9. En dernier lieu, aux termes de l’article 8 de la convention européenne de sauvegarde des droits de l’homme et des libertés fondamentales : " 1. Toute personne a droit au respect de sa vie privée et familiale, de son domicile et de sa correspondance ;/ 2. Il ne peut y avoir ingérence d’une autorité publique dans l’exercice de ce droit que pour autant que cette ingérence est prévue par la loi et qu’elle constitue une mesure qui, dans une société démocratique, est nécessaire à la sécurité nationale, à la sûreté publique, au bien-être économique du pays, à la défense de l’ordre et à la prévention des infractions pénales, à la protection de la santé ou de la morale, ou à la protection des droits et libertés d’autrui ".
10. En se bornant à produire des pièces telles que des avis d’impôt sur le revenu ou la copie de ses diplômes ou de ses contrats de travail, la requérante n’apporte aucun élément de nature à démontrer les conséquences concrètes de la décision attaquée sur sa situation personnelle, alors que, par la décision en cause, le préfet a renouvelé son titre de séjour pluriannuel. Par suite, le moyen tiré de la méconnaissance de l’article 8 de la convention européenne de sauvegarde des droits de l’homme et des libertés fondamentales doit être écarté. Pour les mêmes motifs, le moyen tiré de ce que la décision en litige serait entachée d’une erreur manifeste dans l’appréciation de ses conséquences sur la situation personnelle de l’intéressée doit être écarté.
11. Il résulte de ce qui précède que Mme C n’est pas fondée à demander l’annulation de la décision qu’elle conteste. Par voie de conséquence, ses conclusions à fin d’injonction sous astreinte et celles présentées au titre des articles 37 de la loi du 10 juillet 1991 et L. 761-1 du code de justice administrative ne peuvent qu’être rejetées.
D E C I D E :
Article 1er : La requête de Mme C est rejetée.
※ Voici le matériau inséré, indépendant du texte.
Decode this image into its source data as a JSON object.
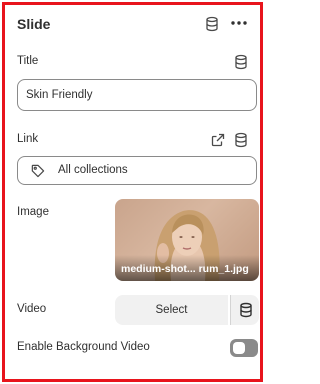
{
  "panel": {
    "title": "Slide",
    "header_icons": [
      "database-icon",
      "more-options-icon"
    ]
  },
  "fields": {
    "title": {
      "label": "Title",
      "value": "Skin Friendly"
    },
    "link": {
      "label": "Link",
      "value": "All collections"
    },
    "image": {
      "label": "Image",
      "filename": "medium-shot... rum_1.jpg"
    },
    "video": {
      "label": "Video",
      "button_label": "Select"
    },
    "enable_background_video": {
      "label": "Enable Background Video",
      "enabled": false
    }
  },
  "colors": {
    "frame_border": "#e8141c",
    "text": "#303030",
    "input_border": "#8a8a8a",
    "toggle_off": "#8a8a8a",
    "button_bg": "#f1f1f1"
  }
}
Article 2 : Le présent jugement sera notifié à Mme G C, à Me Siran et au préfet des Hauts-de-Seine.
Délibéré après l’audience du 4 septembre 2025, à laquelle siégeaient :
M. Cantié, président,
Mme Jung, première conseillère,
M. Templier, conseiller.
Rendu public par mise à disposition au greffe le 25 septembre 2025.
Le rapporteur,
Signé
P. TEMPLIER
Le président,
Signé
C. CANTIÉ La greffière,
Signé
B. BOUCHNIBA
La République mande et ordonne au préfet des Hauts-de-Seine en ce qui le concerne ou à tous commissaires de justice à ce requis en ce qui concerne les voies de droit commun contre les parties privées, de pourvoir à l’exécution de la présente décision.